Renminbi internationalization to turbo-charge Taiwan growth

By:
Kanika Saigal
Published on:

Business in Taiwan will be a given a boost thanks to the island’s new status as an RMB clearing centre, with analysts predicting RMB100 billion of deposits will fly into the country's banking system by the end of this year.

On January 25, the People's Bank of China (PBoC) and the Bank of China Taipei Branch (BOCTB) signed the long-anticipated Agreement on Renminbi (RMB) Clearing Business. The agreement will allow banks on the mainland and in Taiwan to conduct cross-Strait RMB settlement through the BOCTB, a move analysts say will transform Taiwan's industrial and financial prospects.  
 
As part of the memorandum, both sides will each appoint a clearing bank to carry out currency settlements and liquidations for the other, and the clearing centres will be able to manage cash exchanges of currencies from both sides. Local banks in Taiwan might start accepting deposits in RMB as early as February.

The agreement in January formally marked the decision made in August to develop a clearing centre in Taiwan.

Banks that will actively take advantage of the steps include domestic banks Chinatrust, Mega ICBC and Fubon, which all have active branches on the mainland.

The development is the latest in a long line of measures introduced by the Chinese authorities to internationalize the currency, open up the capital markets and further develop economic ties between the Strait. Taiwan is the third offshore settlement centre after Hong Kong and Macau.

Taiwan is an important trading partner for China, much more so than Hong Kong. According to Deutsche Bank, in 2012 the volume of China imports from Taiwan was more than seven times the volume of imports from Hong Kong.

The development will have important ramifications on Taiwan’s domestic economy, boosting trade between the Strait and encouraging the use of RMB on the island as a result of increased liquidity pools.

“With these new policies in place, Taiwan will likely see a surge in RMB deposits to RMB100 billion [$16 billion] by the end of 2013,” notes Linan Liu, strategist at Deutsche Bank in Hong Kong. “Of the RMB100 billion, RMB40billion to RMB50 billion is likely [to come] from the transfer RMB deposits maintained by Taiwan residents and corporations currently in Hong Kong.

“We project RMB deposits in Taiwan to grow to about RMB200 billion in the next two to three years, supported by asset allocation and diversification demand from both corporate and retail investors."

China is Taiwan’s largest export market and the main source of trade surplus. In 2012, the Taiwan-China trade balance was $95.4 billion.

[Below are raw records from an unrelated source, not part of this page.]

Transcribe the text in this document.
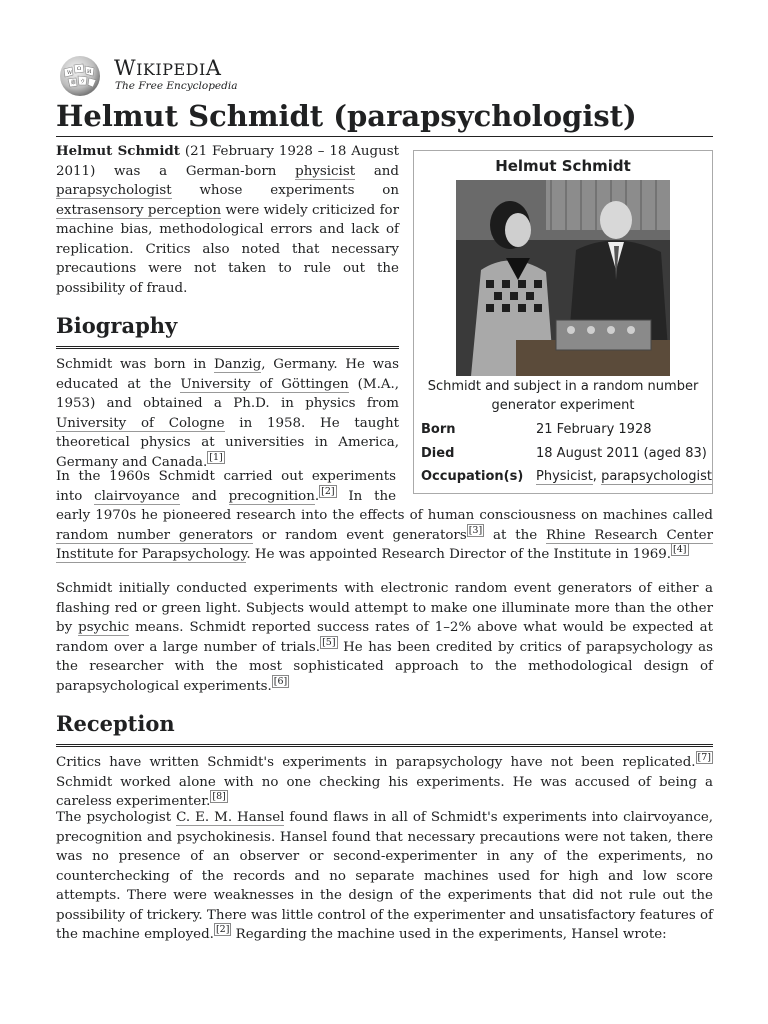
W
Ω И
維 ウ
WIKIPEDIA
The Free Encyclopedia
Helmut Schmidt (parapsychologist)
Helmut Schmidt
Schmidt and subject in a random number generator experiment
Born	21 February 1928
Died	18 August 2011 (aged 83)
Occupation(s) Physicist, parapsychologist

Helmut Schmidt (21 February 1928 – 18 August 2011) was a German-born physicist and parapsychologist whose experiments on extrasensory perception were widely criticized for machine bias, methodological errors and lack of replication. Critics also noted that necessary precautions were not taken to rule out the possibility of fraud.

Biography

Schmidt was born in Danzig, Germany. He was educated at the University of Göttingen (M.A., 1953) and obtained a Ph.D. in physics from University of Cologne in 1958. He taught theoretical physics at universities in America, Germany and Canada. [1]

In the 1960s Schmidt carried out experiments into clairvoyance and precognition. [2] In the early 1970s he pioneered research into the effects of human consciousness on machines called random number generators or random event generators [3] at the Rhine Research Center Institute for Parapsychology. He was appointed Research Director of the Institute in 1969. [4]

Schmidt initially conducted experiments with electronic random event generators of either a flashing red or green light. Subjects would attempt to make one illuminate more than the other by psychic means. Schmidt reported success rates of 1–2% above what would be expected at random over a large number of trials. [5] He has been credited by critics of parapsychology as the researcher with the most sophisticated approach to the methodological design of parapsychological experiments. [6]

Reception

Critics have written Schmidt's experiments in parapsychology have not been replicated. [7] Schmidt worked alone with no one checking his experiments. He was accused of being a careless experimenter. [8]

The psychologist C. E. M. Hansel found flaws in all of Schmidt's experiments into clairvoyance, precognition and psychokinesis. Hansel found that necessary precautions were not taken, there was no presence of an observer or second-experimenter in any of the experiments, no counterchecking of the records and no separate machines used for high and low score attempts. There were weaknesses in the design of the experiments that did not rule out the possibility of trickery. There was little control of the experimenter and unsatisfactory features of the machine employed. [2] Regarding the machine used in the experiments, Hansel wrote:
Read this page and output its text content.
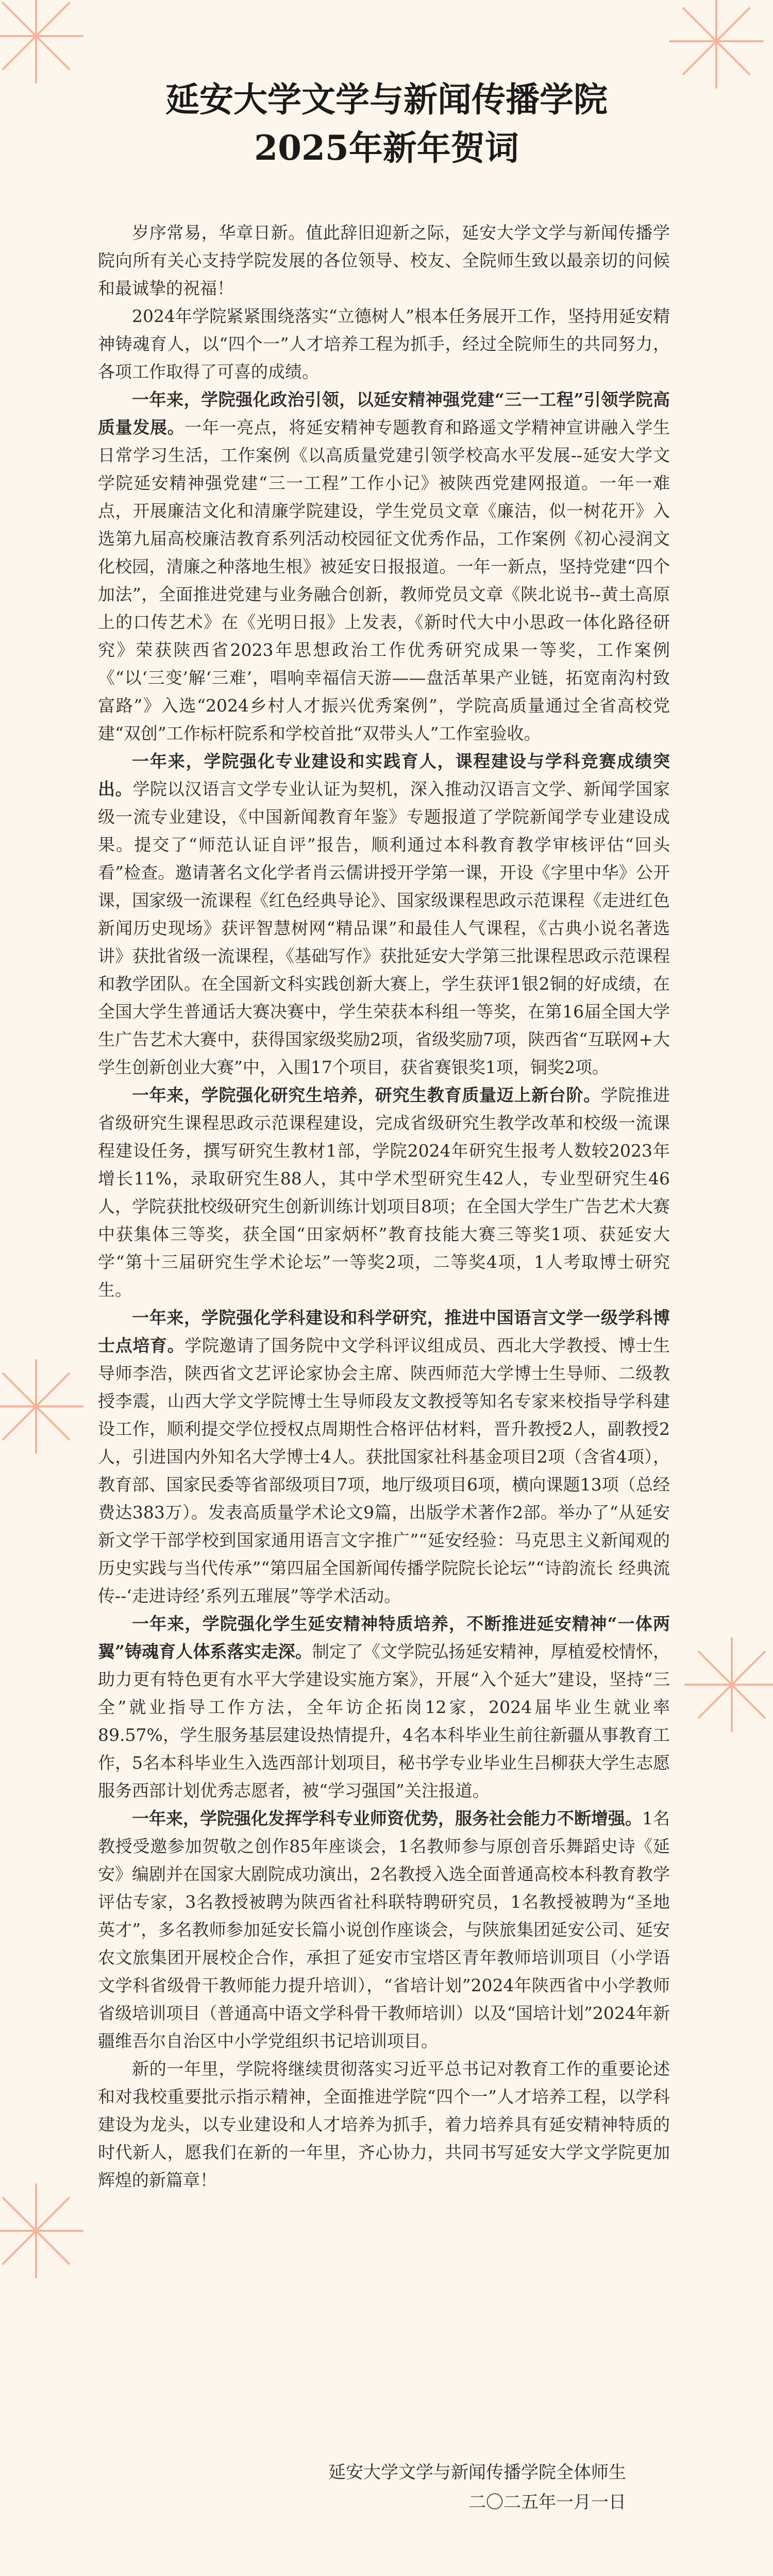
延安大学文学与新闻传播学院
2025年新年贺词

岁序常易，华章日新。值此辞旧迎新之际，延安大学文学与新闻传播学院向所有关心支持学院发展的各位领导、校友、全院师生致以最亲切的问候和最诚挚的祝福！

2024年学院紧紧围绕落实“立德树人”根本任务展开工作，坚持用延安精神铸魂育人，以“四个一”人才培养工程为抓手，经过全院师生的共同努力，各项工作取得了可喜的成绩。

一年来，学院强化政治引领，以延安精神强党建“三一工程”引领学院高质量发展。一年一亮点，将延安精神专题教育和路遥文学精神宣讲融入学生日常学习生活，工作案例《以高质量党建引领学校高水平发展--延安大学文学院延安精神强党建“三一工程”工作小记》被陕西党建网报道。一年一难点，开展廉洁文化和清廉学院建设，学生党员文章《廉洁，似一树花开》入选第九届高校廉洁教育系列活动校园征文优秀作品，工作案例《初心浸润文化校园，清廉之种落地生根》被延安日报报道。一年一新点，坚持党建“四个加法”，全面推进党建与业务融合创新，教师党员文章《陕北说书--黄土高原上的口传艺术》在《光明日报》上发表，《新时代大中小思政一体化路径研究》荣获陕西省2023年思想政治工作优秀研究成果一等奖，工作案例《“以‘三变’解‘三难’，唱响幸福信天游——盘活革果产业链，拓宽南沟村致富路”》入选“2024乡村人才振兴优秀案例”，学院高质量通过全省高校党建“双创”工作标杆院系和学校首批“双带头人”工作室验收。

一年来，学院强化专业建设和实践育人，课程建设与学科竞赛成绩突出。学院以汉语言文学专业认证为契机，深入推动汉语言文学、新闻学国家级一流专业建设，《中国新闻教育年鉴》专题报道了学院新闻学专业建设成果。提交了“师范认证自评”报告，顺利通过本科教育教学审核评估“回头看”检查。邀请著名文化学者肖云儒讲授开学第一课，开设《字里中华》公开课，国家级一流课程《红色经典导论》、国家级课程思政示范课程《走进红色新闻历史现场》获评智慧树网“精品课”和最佳人气课程，《古典小说名著选讲》获批省级一流课程，《基础写作》获批延安大学第三批课程思政示范课程和教学团队。在全国新文科实践创新大赛上，学生获评1银2铜的好成绩，在全国大学生普通话大赛决赛中，学生荣获本科组一等奖，在第16届全国大学生广告艺术大赛中，获得国家级奖励2项，省级奖励7项，陕西省“互联网+大学生创新创业大赛”中，入围17个项目，获省赛银奖1项，铜奖2项。

一年来，学院强化研究生培养，研究生教育质量迈上新台阶。学院推进省级研究生课程思政示范课程建设，完成省级研究生教学改革和校级一流课程建设任务，撰写研究生教材1部，学院2024年研究生报考人数较2023年增长11%，录取研究生88人，其中学术型研究生42人，专业型研究生46人，学院获批校级研究生创新训练计划项目8项；在全国大学生广告艺术大赛中获集体三等奖，获全国“田家炳杯”教育技能大赛三等奖1项、获延安大学“第十三届研究生学术论坛”一等奖2项，二等奖4项，1人考取博士研究生。

一年来，学院强化学科建设和科学研究，推进中国语言文学一级学科博士点培育。学院邀请了国务院中文学科评议组成员、西北大学教授、博士生导师李浩，陕西省文艺评论家协会主席、陕西师范大学博士生导师、二级教授李震，山西大学文学院博士生导师段友文教授等知名专家来校指导学科建设工作，顺利提交学位授权点周期性合格评估材料，晋升教授2人，副教授2人，引进国内外知名大学博士4人。获批国家社科基金项目2项（含省4项），教育部、国家民委等省部级项目7项，地厅级项目6项，横向课题13项（总经费达383万）。发表高质量学术论文9篇，出版学术著作2部。举办了“从延安新文学干部学校到国家通用语言文字推广”“延安经验：马克思主义新闻观的历史实践与当代传承”“第四届全国新闻传播学院院长论坛”“诗韵流长 经典流传--‘走进诗经’系列五璀展”等学术活动。

一年来，学院强化学生延安精神特质培养，不断推进延安精神“一体两翼”铸魂育人体系落实走深。制定了《文学院弘扬延安精神，厚植爱校情怀，助力更有特色更有水平大学建设实施方案》，开展“入个延大”建设，坚持“三全”就业指导工作方法，全年访企拓岗12家，2024届毕业生就业率89.57%，学生服务基层建设热情提升，4名本科毕业生前往新疆从事教育工作，5名本科毕业生入选西部计划项目，秘书学专业毕业生吕柳获大学生志愿服务西部计划优秀志愿者，被“学习强国”关注报道。

一年来，学院强化发挥学科专业师资优势，服务社会能力不断增强。1名教授受邀参加贺敬之创作85年座谈会，1名教师参与原创音乐舞蹈史诗《延安》编剧并在国家大剧院成功演出，2名教授入选全面普通高校本科教育教学评估专家，3名教授被聘为陕西省社科联特聘研究员，1名教授被聘为“圣地英才”，多名教师参加延安长篇小说创作座谈会，与陕旅集团延安公司、延安农文旅集团开展校企合作，承担了延安市宝塔区青年教师培训项目（小学语文学科省级骨干教师能力提升培训），“省培计划”2024年陕西省中小学教师省级培训项目（普通高中语文学科骨干教师培训）以及“国培计划”2024年新疆维吾尔自治区中小学党组织书记培训项目。

新的一年里，学院将继续贯彻落实习近平总书记对教育工作的重要论述和对我校重要批示指示精神，全面推进学院“四个一”人才培养工程，以学科建设为龙头，以专业建设和人才培养为抓手，着力培养具有延安精神特质的时代新人，愿我们在新的一年里，齐心协力，共同书写延安大学文学院更加辉煌的新篇章！

延安大学文学与新闻传播学院全体师生
二〇二五年一月一日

“As opposed to Hong Kong, where RMB flows in and out, Taiwan’s domestic economy relies heavily on RMB,” says Qinwei Wang, an economist at Capital Economics in London. “The latest development will have a positive impact on the domestic economy by encouraging the line of trade between the mainland and Taiwan.

“More importantly, the agreement will reduce currency uncertainties. There will be little need to hedge against either currency because the agreement would mitigate most of the risk associated with cross-Strait trade.”

Despite being a relatively new market, Liu is positive that the lack of RMB-denominated investment products in Taiwan will not be a hindrance to investors.

When Hong Kong came into the fold as China's premier clearing centre, there was an excessive amount of liquidity chasing a limited pool of offshore RMB assets. However, in an effort to drive the offshore market, Chinese policymakers introduced a number of investment channels to park RMB, including the RMB qualified foreign institutional investor (RQFII) scheme.

“The good news is that, the existing policies on offshore RMB circulation are applicable to the offshore RMB market in Taiwan,” says Liu. "In other words, programmes such as the RQFII ... will be made available to corporations, institutional and retail investors from Taiwan from day one of the Taiwan offshore market development."

However, the development will remain strictly controlled by the Chinese authorities. The individual RMB daily conversion limit will be set at RMB20,000 and Taiwan identification card-holders can only remit RMB80,000 per day to the mainland for current account transactions.

Although Wang argues that the new clearing centre will benefit Taiwan’s domestic economy, the latest cross-border agreement will have little effect on the overall internationalization of the RMB.

He says: “Before there are any more cross-border agreements created, China needs to introduce meaningful reforms to the economy: a free floating currency, liberalized interest rates  and an open capital account. Before this happens, there will be few incentives to hold the currency.”